All these possibilities require huge amounts of data. Although digital twins’ reliance on data is not peculiar to automotive, modern vehicles have become more complex, underlining the crucial role the technology can play. These complex vehicles are not only producing more and more data but also need the data to be refined and relayed as quickly as possible for optimal performance.
Some Changes to Vehicle Architectures
Vehicle architectures must become more flexible to accommodate the bi-directional transmission of data. Specifically, there is a need for high-performing in-vehicle networking (IVN) to meet the processing requirements for increased data usage. A growing trend in this regard is a shift toward Zonal EE architectures.
Spreading vehicle functions over the network, Zonal EE architecture allows the localization of issues to specific parts of the vehicle architecture. This enables faster response and error ratification. Digital twins can reside either close to the vehicle-end nodes (near actuators and sensors), more centralized in the high-performance compute clusters or live in the connected cloud. Latency and decision response times dictate where the digital twins should reside. Tooling and processing capabilities, that allow porting of the functions and digital twins across the signal-to-cloud space, enable system developers to easily migrate features.
Additionally, by increasing the processing power in the central vehicle computer, zonal E/E architectures enable vehicle innovations that are driven by software and over-the-air updates. The zonalization of architectures simplifies the integration of data from multiple sources, which can be a boost in the use of digital twins.
Vehicle Prototyping, Performance Optimization and Other Benefits
Virtual prototyping, although complicated, provides clarity on how vehicle components will function together in different scenarios. For OEMS, digital twins do not only facilitate virtual prototyping but also provide more possibility to upgrade vehicle designs, deploy new features and consequently reduce costs. By gathering and analyzing operational data, they simulate the performance of vehicles and share insights on potential improvements.
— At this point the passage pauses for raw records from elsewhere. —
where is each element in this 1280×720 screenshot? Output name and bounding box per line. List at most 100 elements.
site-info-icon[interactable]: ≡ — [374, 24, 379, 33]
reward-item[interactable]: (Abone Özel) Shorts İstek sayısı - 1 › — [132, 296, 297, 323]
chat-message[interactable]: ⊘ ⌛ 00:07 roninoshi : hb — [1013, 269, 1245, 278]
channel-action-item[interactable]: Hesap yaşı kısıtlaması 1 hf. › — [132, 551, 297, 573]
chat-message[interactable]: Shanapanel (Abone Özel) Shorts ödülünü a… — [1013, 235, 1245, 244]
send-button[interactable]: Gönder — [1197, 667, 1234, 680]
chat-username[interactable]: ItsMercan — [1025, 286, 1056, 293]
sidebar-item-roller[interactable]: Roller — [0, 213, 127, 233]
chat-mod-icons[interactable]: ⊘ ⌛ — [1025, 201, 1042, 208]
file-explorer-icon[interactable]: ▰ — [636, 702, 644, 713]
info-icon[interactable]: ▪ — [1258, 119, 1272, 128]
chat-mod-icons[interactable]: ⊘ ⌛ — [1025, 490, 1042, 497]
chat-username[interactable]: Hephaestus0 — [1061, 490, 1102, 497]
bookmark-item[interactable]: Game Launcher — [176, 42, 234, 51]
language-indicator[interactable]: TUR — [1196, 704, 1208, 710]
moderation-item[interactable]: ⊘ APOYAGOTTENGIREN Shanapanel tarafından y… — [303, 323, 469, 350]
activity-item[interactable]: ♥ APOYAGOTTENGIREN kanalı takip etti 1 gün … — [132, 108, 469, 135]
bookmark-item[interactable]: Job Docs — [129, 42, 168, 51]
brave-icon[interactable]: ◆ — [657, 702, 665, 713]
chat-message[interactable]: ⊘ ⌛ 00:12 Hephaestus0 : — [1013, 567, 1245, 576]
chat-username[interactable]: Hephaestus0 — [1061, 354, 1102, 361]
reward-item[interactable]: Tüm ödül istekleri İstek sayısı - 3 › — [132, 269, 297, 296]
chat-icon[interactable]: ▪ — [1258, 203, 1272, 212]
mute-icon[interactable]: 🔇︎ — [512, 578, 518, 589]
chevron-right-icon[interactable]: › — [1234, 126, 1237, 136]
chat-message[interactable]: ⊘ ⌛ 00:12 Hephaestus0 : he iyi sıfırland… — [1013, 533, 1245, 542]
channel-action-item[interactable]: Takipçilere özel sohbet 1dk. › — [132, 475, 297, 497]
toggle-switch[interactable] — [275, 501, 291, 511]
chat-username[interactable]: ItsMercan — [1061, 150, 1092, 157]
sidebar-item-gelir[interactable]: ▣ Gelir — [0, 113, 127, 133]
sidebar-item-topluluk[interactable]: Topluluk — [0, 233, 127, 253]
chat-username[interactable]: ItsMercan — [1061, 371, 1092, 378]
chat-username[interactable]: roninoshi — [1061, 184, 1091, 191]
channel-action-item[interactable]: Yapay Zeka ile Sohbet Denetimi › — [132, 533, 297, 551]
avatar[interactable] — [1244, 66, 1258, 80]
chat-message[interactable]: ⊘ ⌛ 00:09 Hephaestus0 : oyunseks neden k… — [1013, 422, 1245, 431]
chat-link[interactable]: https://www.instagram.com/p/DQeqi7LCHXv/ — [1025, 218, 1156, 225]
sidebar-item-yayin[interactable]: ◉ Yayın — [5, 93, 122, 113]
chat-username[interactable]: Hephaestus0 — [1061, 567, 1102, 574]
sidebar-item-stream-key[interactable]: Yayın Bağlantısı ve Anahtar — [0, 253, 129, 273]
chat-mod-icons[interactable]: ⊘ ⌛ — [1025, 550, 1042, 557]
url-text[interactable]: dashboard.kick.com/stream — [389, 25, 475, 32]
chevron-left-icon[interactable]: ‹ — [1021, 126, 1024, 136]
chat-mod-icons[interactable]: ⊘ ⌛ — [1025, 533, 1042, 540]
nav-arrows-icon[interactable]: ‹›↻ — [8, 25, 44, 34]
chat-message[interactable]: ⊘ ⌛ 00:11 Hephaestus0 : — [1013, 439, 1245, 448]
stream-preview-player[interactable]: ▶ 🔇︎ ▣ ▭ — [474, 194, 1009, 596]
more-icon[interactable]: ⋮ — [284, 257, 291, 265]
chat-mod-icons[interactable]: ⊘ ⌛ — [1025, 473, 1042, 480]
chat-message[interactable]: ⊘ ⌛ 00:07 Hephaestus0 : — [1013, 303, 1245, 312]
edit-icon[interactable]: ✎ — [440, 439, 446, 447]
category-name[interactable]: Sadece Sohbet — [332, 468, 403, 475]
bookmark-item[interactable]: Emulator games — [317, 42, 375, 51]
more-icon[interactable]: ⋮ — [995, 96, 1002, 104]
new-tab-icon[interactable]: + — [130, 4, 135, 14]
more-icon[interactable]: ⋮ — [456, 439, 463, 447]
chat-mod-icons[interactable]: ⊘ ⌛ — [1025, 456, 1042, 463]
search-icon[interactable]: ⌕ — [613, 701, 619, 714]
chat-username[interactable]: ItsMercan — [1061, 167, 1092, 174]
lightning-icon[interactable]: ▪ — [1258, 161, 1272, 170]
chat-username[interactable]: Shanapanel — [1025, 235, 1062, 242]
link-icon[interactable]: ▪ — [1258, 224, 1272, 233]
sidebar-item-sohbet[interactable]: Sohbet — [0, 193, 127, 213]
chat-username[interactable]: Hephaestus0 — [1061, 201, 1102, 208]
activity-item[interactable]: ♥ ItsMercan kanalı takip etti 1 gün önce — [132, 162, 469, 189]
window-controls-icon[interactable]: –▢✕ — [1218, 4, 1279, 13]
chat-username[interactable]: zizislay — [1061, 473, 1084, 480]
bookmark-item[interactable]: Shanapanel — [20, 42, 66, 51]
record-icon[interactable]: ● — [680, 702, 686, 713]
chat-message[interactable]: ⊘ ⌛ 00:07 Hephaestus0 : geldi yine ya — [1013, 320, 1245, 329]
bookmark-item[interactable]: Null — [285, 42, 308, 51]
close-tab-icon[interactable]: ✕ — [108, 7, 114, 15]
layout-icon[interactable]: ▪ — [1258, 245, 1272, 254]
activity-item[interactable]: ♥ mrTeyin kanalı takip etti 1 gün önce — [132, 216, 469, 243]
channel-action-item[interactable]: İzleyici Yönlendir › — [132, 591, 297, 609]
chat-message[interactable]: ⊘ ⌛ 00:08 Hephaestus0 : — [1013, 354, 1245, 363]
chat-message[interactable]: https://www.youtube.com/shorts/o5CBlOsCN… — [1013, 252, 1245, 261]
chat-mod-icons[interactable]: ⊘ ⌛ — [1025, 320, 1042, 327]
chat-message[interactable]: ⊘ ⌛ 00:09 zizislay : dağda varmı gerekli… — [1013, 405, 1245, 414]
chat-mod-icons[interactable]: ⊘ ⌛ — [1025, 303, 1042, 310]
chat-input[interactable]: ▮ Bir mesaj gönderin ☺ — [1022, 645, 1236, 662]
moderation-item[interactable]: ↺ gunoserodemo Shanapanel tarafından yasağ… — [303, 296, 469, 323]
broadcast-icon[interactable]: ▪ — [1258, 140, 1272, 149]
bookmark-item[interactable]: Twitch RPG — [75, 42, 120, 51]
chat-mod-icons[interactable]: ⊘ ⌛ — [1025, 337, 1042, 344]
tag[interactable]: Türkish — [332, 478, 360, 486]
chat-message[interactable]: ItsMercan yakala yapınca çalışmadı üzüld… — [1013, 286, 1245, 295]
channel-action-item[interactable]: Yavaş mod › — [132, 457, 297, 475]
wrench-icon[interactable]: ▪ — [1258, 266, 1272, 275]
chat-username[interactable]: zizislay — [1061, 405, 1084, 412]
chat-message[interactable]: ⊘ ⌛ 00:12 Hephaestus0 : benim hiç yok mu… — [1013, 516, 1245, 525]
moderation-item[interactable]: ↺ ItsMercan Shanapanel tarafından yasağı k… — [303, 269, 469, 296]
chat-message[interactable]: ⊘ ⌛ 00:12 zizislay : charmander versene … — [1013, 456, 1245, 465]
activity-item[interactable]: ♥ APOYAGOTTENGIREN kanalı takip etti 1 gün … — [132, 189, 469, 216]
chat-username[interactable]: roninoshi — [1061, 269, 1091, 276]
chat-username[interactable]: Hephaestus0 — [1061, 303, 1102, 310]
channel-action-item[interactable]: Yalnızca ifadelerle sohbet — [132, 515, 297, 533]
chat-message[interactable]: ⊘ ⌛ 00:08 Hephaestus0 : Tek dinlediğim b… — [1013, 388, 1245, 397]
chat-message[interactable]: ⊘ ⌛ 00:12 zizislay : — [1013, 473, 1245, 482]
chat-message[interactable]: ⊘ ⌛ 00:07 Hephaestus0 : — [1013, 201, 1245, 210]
This can yield multiple benefits for optimizing the performance of vehicle components.
One such benefit is improved battery management for extended battery life. Using AI-powered solutions makes adjustments to any change in battery health possible, thus enabling continuous improvements especially to control decisions. This enablement can help overcome major concerns for EV batteries and BMS that include improving EV range, ensuring battery safety and increasing battery lifespan.
Besides BMS improvements, there is also an added advantage of predictive maintenance that allows for the monitoring of vehicle components and systems in real-time. This data can be used to predict when maintenance is needed, which reduces downtime and maintenance costs. Other use cases of the technology in the automotive industry include simulating the behavior of autonomous vehicles in different driving scenarios. This possibility helps to refine and test the software and hardware components of autonomous vehicles before they are deployed on the road.
Overall, the use of digital twins in automotive will be more widespread, particularly as the digitization of vehicles continues to unfold. Its use in the industry has the potential to improve product design, manufacturing processes and maintenance of vehicles, leading to better products and a more efficient and reliable automotive industry. As this evolution continues, a key priority will be meeting the requirements for functional safety and cybersecurity across various automotive processes.